The Seashore has a number of other short, self-guiding nature trails. One of our favorite walking paths is at Fort Hill in Eastham. The Fort Hill Trail is a 1½-mile series of connected pathways that lead through cedar/oak forests, along the edge of Nauset Marsh, and then across fields that lead back to the starting point opposite the Penniman House, named for Captain and Mrs. Edward Penniman, a prominent whaling family in the 19th century, whose house is now a museum. You can start your walk at the entrance to the three-quarter-mile Red Swamp Trail, which adjoins the Fort Hill Trail located across from the Penniman House. Walk down the path and loop through the heart of the swamp on a boardwalk, which is wheelchair accessible. Continue on to the Skiff Hill shelter where an interpretive sign will tell the story of Indian Rock, which the Wampanoag Indians supposedly used to sharpen their tools. Here stretching out before you is Nauset Marsh, a large salt marsh, important because it produces food for ocean fish, birds, and other wildlife. Directly below you, aquaculture flats are marked by buoys in the channel. Proceed along the path overlooking the marsh, through fields that once produced crops, to the Fort Hill overlook. Again, Nauset Marsh lies before you, and beyond that, the barrier beach protecting the shoreline from the Atlantic Ocean.

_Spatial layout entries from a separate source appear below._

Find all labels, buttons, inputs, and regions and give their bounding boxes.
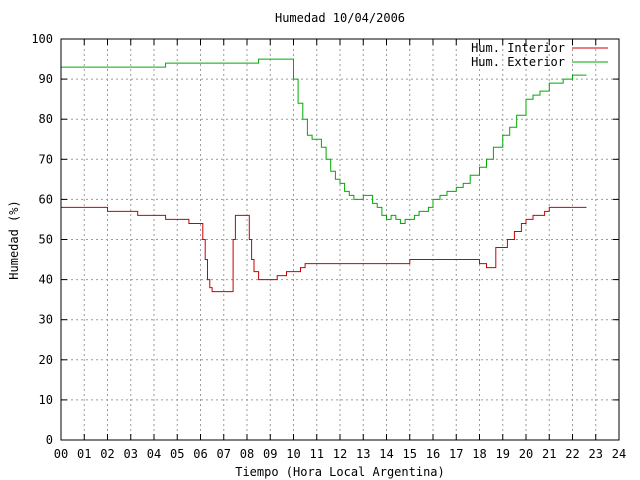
x-tick-label: 23 bbox=[589, 447, 603, 461]
x-tick-label: 09 bbox=[263, 447, 277, 461]
x-tick-label: 07 bbox=[217, 447, 231, 461]
x-tick-label: 03 bbox=[124, 447, 138, 461]
series-line-hum-interior bbox=[61, 206, 587, 293]
x-tick-label: 11 bbox=[310, 447, 324, 461]
x-tick-label: 16 bbox=[426, 447, 440, 461]
x-tick-labels: 00 01 02 03 04 05 06 07 08 09 10 11 12 13 14 15 16 17 18 19… bbox=[54, 447, 626, 461]
y-tick-label: 70 bbox=[39, 152, 53, 166]
y-tick-label: 90 bbox=[39, 72, 53, 86]
legend-label-interior: Hum. Interior bbox=[471, 41, 565, 55]
x-tick-label: 21 bbox=[542, 447, 556, 461]
x-tick-label: 08 bbox=[240, 447, 254, 461]
legend-item-interior: Hum. Interior bbox=[471, 41, 608, 55]
y-tick-label: 100 bbox=[31, 32, 53, 46]
x-tick-label: 19 bbox=[496, 447, 510, 461]
x-tick-label: 22 bbox=[565, 447, 579, 461]
y-tick-labels: 0 10 20 30 40 50 60 70 80 90 100 bbox=[31, 32, 53, 447]
data-series bbox=[61, 58, 587, 293]
y-tick-label: 10 bbox=[39, 393, 53, 407]
legend-label-exterior: Hum. Exterior bbox=[471, 55, 565, 69]
x-tick-label: 20 bbox=[519, 447, 533, 461]
legend-item-exterior: Hum. Exterior bbox=[471, 55, 608, 69]
tick-marks bbox=[60, 38, 620, 441]
x-tick-label: 01 bbox=[77, 447, 91, 461]
y-tick-label: 20 bbox=[39, 353, 53, 367]
y-tick-label: 50 bbox=[39, 233, 53, 247]
y-tick-label: 0 bbox=[46, 433, 53, 447]
legend: Hum. Interior Hum. Exterior bbox=[471, 41, 608, 69]
x-tick-label: 12 bbox=[333, 447, 347, 461]
x-tick-label: 05 bbox=[170, 447, 184, 461]
y-tick-label: 60 bbox=[39, 192, 53, 206]
x-tick-label: 10 bbox=[286, 447, 300, 461]
y-tick-label: 40 bbox=[39, 273, 53, 287]
series-line-hum-exterior bbox=[61, 58, 587, 224]
x-tick-label: 15 bbox=[403, 447, 417, 461]
x-tick-label: 00 bbox=[54, 447, 68, 461]
x-axis-label: Tiempo (Hora Local Argentina) bbox=[235, 465, 445, 479]
y-tick-label: 80 bbox=[39, 112, 53, 126]
x-tick-label: 18 bbox=[472, 447, 486, 461]
y-tick-label: 30 bbox=[39, 313, 53, 327]
x-tick-label: 04 bbox=[147, 447, 161, 461]
x-tick-label: 13 bbox=[356, 447, 370, 461]
x-tick-label: 14 bbox=[379, 447, 393, 461]
x-tick-label: 02 bbox=[100, 447, 114, 461]
x-tick-label: 06 bbox=[193, 447, 207, 461]
y-axis-label: Humedad (%) bbox=[7, 200, 21, 279]
chart-title: Humedad 10/04/2006 bbox=[275, 11, 405, 25]
x-tick-label: 17 bbox=[449, 447, 463, 461]
x-tick-label: 24 bbox=[612, 447, 626, 461]
grid-lines bbox=[61, 39, 619, 440]
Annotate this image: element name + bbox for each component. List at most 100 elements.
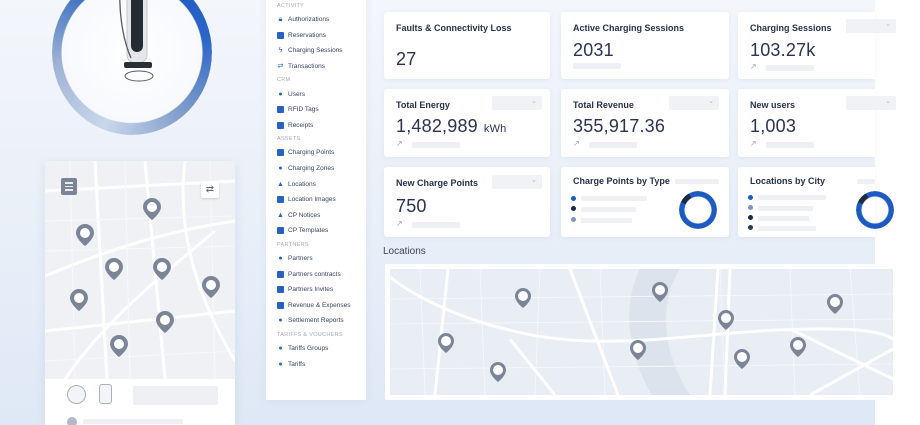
- legend-dot: [748, 195, 753, 200]
- sidebar-item-charging-points[interactable]: Charging Points: [266, 145, 366, 161]
- sidebar-item-reservations[interactable]: Reservations: [266, 28, 366, 44]
- locations-heading: Locations: [383, 246, 426, 257]
- card-charging-sessions[interactable]: Charging Sessions ⌄ 103.27k ↗: [738, 12, 896, 79]
- lock-icon: 🔒︎: [278, 16, 283, 24]
- chevron-down-icon: ⌄: [708, 98, 714, 105]
- status-dot: [67, 417, 77, 425]
- trend-icon: ↗: [396, 139, 403, 148]
- sidebar-item-users[interactable]: ● Users: [278, 90, 305, 98]
- sidebar-item-locations[interactable]: ▲ Locations: [277, 180, 316, 188]
- new-charge-points-value: 750: [396, 196, 427, 216]
- chevron-down-icon: ⌄: [531, 98, 537, 105]
- sidebar-item-transactions[interactable]: ⇄ Transactions: [277, 63, 325, 71]
- sidebar-item-rfid-tags[interactable]: RFID Tags: [266, 102, 366, 118]
- users-icon: ●: [278, 90, 283, 98]
- sidebar-item-cp-templates[interactable]: CP Templates: [266, 223, 366, 239]
- period-dropdown[interactable]: ⌄: [492, 96, 542, 110]
- section-title-assets: ASSETS: [277, 136, 301, 143]
- period-dropdown[interactable]: ⌄: [846, 19, 896, 33]
- sidebar-item-tariffs-groups[interactable]: ● Tariffs Groups: [278, 344, 329, 352]
- donut-chart[interactable]: [679, 191, 717, 229]
- section-title-tariffs: TARIFFS & VOUCHERS: [277, 331, 343, 338]
- sidebar: ACTIVITY 🔒︎ Authorizations Reservations ϟ…: [266, 0, 366, 400]
- file-icon: [277, 227, 284, 235]
- bell-icon: ▲: [277, 211, 284, 219]
- invite-icon: [277, 286, 284, 294]
- sidebar-item-revenue-expenses[interactable]: Revenue & Expenses: [266, 298, 366, 314]
- legend-dot: [571, 217, 576, 222]
- plug-type2-icon: [67, 385, 86, 404]
- bottom-strip: [370, 400, 875, 425]
- sidebar-item-partners-contracts[interactable]: Partners contracts: [266, 266, 366, 282]
- tariff-group-icon: ●: [278, 344, 283, 352]
- card-locations-by-city[interactable]: Locations by City: [738, 167, 894, 237]
- total-revenue-value: 355,917.36: [573, 116, 666, 136]
- id-card-icon: [277, 106, 284, 114]
- legend-dot: [748, 205, 753, 210]
- charger-illustration: [52, 0, 212, 135]
- sidebar-item-authorizations[interactable]: 🔒︎ Authorizations: [278, 16, 330, 24]
- chevron-down-icon: ⌄: [531, 177, 537, 184]
- card-new-users[interactable]: New users ⌄ 1,003 ↗: [738, 89, 896, 157]
- card-active-sessions[interactable]: Active Charging Sessions 2031: [561, 12, 729, 79]
- sidebar-item-charging-sessions[interactable]: ϟ Charging Sessions: [278, 47, 343, 55]
- sidebar-item-location-images[interactable]: Location Images: [266, 192, 366, 208]
- sidebar-item-partners-invites[interactable]: Partners Invites: [266, 282, 366, 298]
- contract-icon: [277, 270, 284, 278]
- period-dropdown[interactable]: ⌄: [669, 96, 719, 110]
- section-title-crm: CRM: [277, 77, 291, 84]
- trend-icon: ↗: [750, 62, 757, 71]
- buildings-icon: ▲: [277, 180, 284, 188]
- menu-button[interactable]: [61, 178, 77, 195]
- card-charge-points-by-type[interactable]: Charge Points by Type: [561, 167, 729, 237]
- image-icon: [277, 196, 284, 204]
- arrows-icon: ⇄: [277, 63, 284, 71]
- card-total-revenue[interactable]: Total Revenue ⌄ 355,917.36 ↗: [561, 89, 729, 157]
- money-icon: [277, 301, 284, 309]
- map-pin-icon: ●: [278, 165, 283, 173]
- new-users-value: 1,003: [750, 116, 797, 136]
- sidebar-item-cp-notices[interactable]: ▲ CP Notices: [277, 211, 321, 219]
- charging-point-icon: [277, 149, 284, 157]
- sidebar-item-settlement-reports[interactable]: ● Settlement Reports: [278, 317, 344, 325]
- active-sessions-value: 2031: [573, 40, 614, 60]
- legend-dot: [571, 206, 576, 211]
- period-dropdown[interactable]: ⌄: [492, 175, 542, 189]
- card-total-energy[interactable]: Total Energy ⌄ 1,482,989 kWh ↗: [384, 89, 550, 157]
- legend-dot: [748, 225, 753, 230]
- charging-sessions-value: 103.27k: [750, 40, 816, 60]
- chevron-down-icon: ⌄: [885, 98, 891, 105]
- filter-button[interactable]: ⇄: [201, 181, 219, 198]
- user-icon: ●: [278, 255, 283, 263]
- ev-charger-icon: [119, 0, 154, 82]
- tariff-icon: ●: [278, 360, 283, 368]
- filter-icon: ⇄: [205, 184, 215, 195]
- donut-chart[interactable]: [856, 191, 894, 229]
- mobile-map-preview: ⇄: [45, 161, 235, 425]
- period-dropdown[interactable]: ⌄: [846, 96, 896, 110]
- sidebar-item-charging-zones[interactable]: ● Charging Zones: [278, 165, 335, 173]
- energy-unit: kWh: [483, 123, 507, 135]
- report-icon: ●: [278, 317, 283, 325]
- mobile-map[interactable]: ⇄: [45, 161, 235, 379]
- card-faults[interactable]: Faults & Connectivity Loss 27: [384, 12, 550, 79]
- sidebar-item-partners[interactable]: ● Partners: [278, 255, 313, 263]
- legend-dot: [748, 215, 753, 220]
- section-title-partners: PARTNERS: [277, 241, 309, 248]
- receipt-icon: [277, 121, 284, 129]
- chevron-down-icon: ⌄: [885, 21, 891, 28]
- plug-ccs-icon: [99, 384, 112, 404]
- map-pins: [70, 198, 220, 357]
- card-new-charge-points[interactable]: New Charge Points ⌄ 750 ↗: [384, 167, 550, 237]
- sidebar-item-receipts[interactable]: Receipts: [266, 118, 366, 134]
- trend-icon: ↗: [573, 139, 580, 148]
- locations-map[interactable]: [385, 264, 898, 400]
- map-pins: [438, 282, 843, 382]
- trend-icon: ↗: [396, 219, 403, 228]
- placeholder-line: [83, 419, 183, 424]
- trend-icon: ↗: [750, 139, 757, 148]
- sidebar-item-tariffs[interactable]: ● Tariffs: [278, 360, 306, 368]
- bolt-icon: ϟ: [278, 47, 283, 55]
- envelope-icon: [277, 31, 284, 39]
- section-title-activity: ACTIVITY: [277, 3, 305, 9]
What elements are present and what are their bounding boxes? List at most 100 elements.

To the right is the entrance to Orleans Town Cove. Orleans is that spit of land across the water to the right. Coast Guard Beach and the old Coast Guard Headquarters are to the left in the distance high on a bluff overlooking the ocean.

Another favorite ramble, as you head up the coast, is the Atlantic White Cedar Swamp Trail in Wellfleet, just north of Marconi Beach. When you arrive at the entrance to the Marconi area, follow the trailhead north to the Marconi Station Site and not south towards the Marconi Beach parking lot. The 1½-mile trail is heaven for naturalists as it takes you through varying environments of scrubland, mixed oaks, and pitch pine perfect for birding, and for diversity, there is nothing like this trail anywhere on Cape Cod as it descends through woodland and leads to a boardwalk that loops through the Atlantic White Cedar Swamp. The trail returns via the historic "Wireless Road" to the starting location.

Further up the coast is the Pilgrim Spring Trail, an easy three-quarter-mile walk that provides yet another rewarding outdoor experience through bayberry and blueberry woodlands to a hillside with scenic views across the moors and dunes to the sea. Pilgrim Spring Trail is a short distance off U.S. Rt. 6 in the Pilgrim Heights area of North Truro and is well marked. There is an interpretive site that features illustrations and maps detailing the story of the Pilgrim Spring, which you will be able to find on the trail--the water is clear and pristine and you can cup your hand and take a drink, just as the Pilgrims did 380 or so years ago.

The 1-mile Beech Forest Trail in Provincetown circles a freshwater pond laden with water lilies and waterfowl, through American beech trees, sheep laurel, yellow and gray birch, and swamp azalea. A loop to this trail takes walkers through the heart of a beautiful beech forest, which is particularly beautiful in the fall, but you can walk this trail any time of the year and have a wonderful experience. The trail is located just off Route 6 on Race Point Road in the Province Lands.